When Yamaha released the DX7 it was a milestone in Synthesiser history. Only a few synths are good enough to be called classics, the DX7 was one of them. I remember the first time I heard one (in a little music shop in Bingley, West Yorkshire, England) it sounded like no other Synth I'd ever heard. It was the sound of 80's synthesis. Up to that point analogue was God. After the DX7 was released FM synths became the new "must have" sound. An interesting fact here - FM synths became so "fashionable" and analogue synths so "old hat" that I remember seeing a Roland TB-303 for sale in the same small music shop for £35. I was the proud owner of a Korg MS-10 which I couldn't even swap for a guitar effects pedal (and I tried!) both these classic synths now change hands for hundreds of pounds. Technology eh? Everybody wanted the clean FM sound. Analogue was tired and old and fuzzy sounding, the synths were notorious for going out of tune (as they warmed up), drum machines suddenly used "Samples" to make their sounds. Whatever next?
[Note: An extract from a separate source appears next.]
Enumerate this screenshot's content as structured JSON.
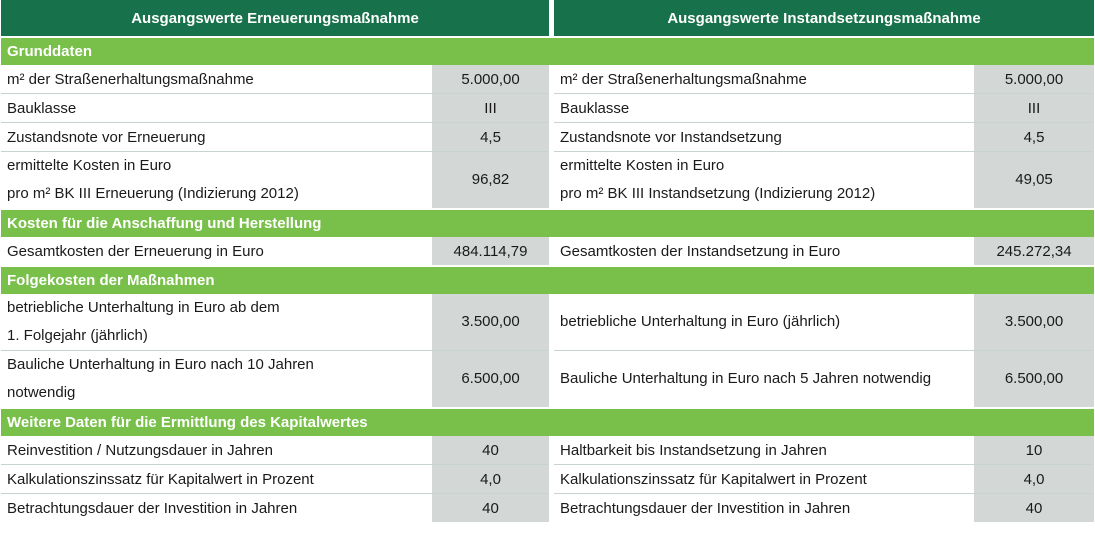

But "fashion" has always been the same, and as in all things fashionable it's a cyclic phenomena. Technology on the other hand always marches on and the new FM synthesis offered by NI is so far ahead of it's ancient cousin it's frightening. When NI released FM7 it caused quite a stir, FM8 is no ripple on the pond, it's a tsunami. One of the weak points of "old" FM synths was their lack of "warmth" (a yearning for the halcyon days of analogue - which of course led to the analogue sound becoming fashionable again - do you see a pattern here kittlings?) FM8 has no such shortfalls. It does all the things the DX7 and its offspring's were capable of but then shows us that nearly 30 years on FM synthesis has grown into something almost unrecognisable.

Oh yes it does "Warm". It does "Fat" it does all the things you want a synth to do. It also reads all the old DX7 (and later models) soundbanks so should you want to sound like a Bronski Beat revival band you can. But it also generates sounds you can't even begin to describe, sounds that twist and undulate then rip the bass cones from your monitors and shred the shirt on your back. Stupidly fat leads, ridiculously rich pads, effects that spin your cerebrum into a gibbering monkey mind mess.

FM synthesisers are notoriously difficult to program and edit, not so NI's latest offering. They offer an accurately named "Easy" morph mode in which you can tweak and twist recognisable parameters (timbre, harmonics, attack, decay, release etc) and a mind meltingly complex "Expert" mode where you can modulate those sine waves and algorithms till your eyes pop and you have a beard as long as Noah's.

All in all 10 out of 10. NI we salute you! :)

So grab yourself the demo and see what you think, better still let me know what you think, I'll cover Massive and Battery in the next post, until then, happy creating Kittlings!

Hasta Luego


Peace

Migz

Quote For Forever (so obviously quote of the day)

"Imagine that every person in the world is enlightened but you. They are all your teachers, each doing the right things to help you learn patience, perfect wisdom, perfect compassion."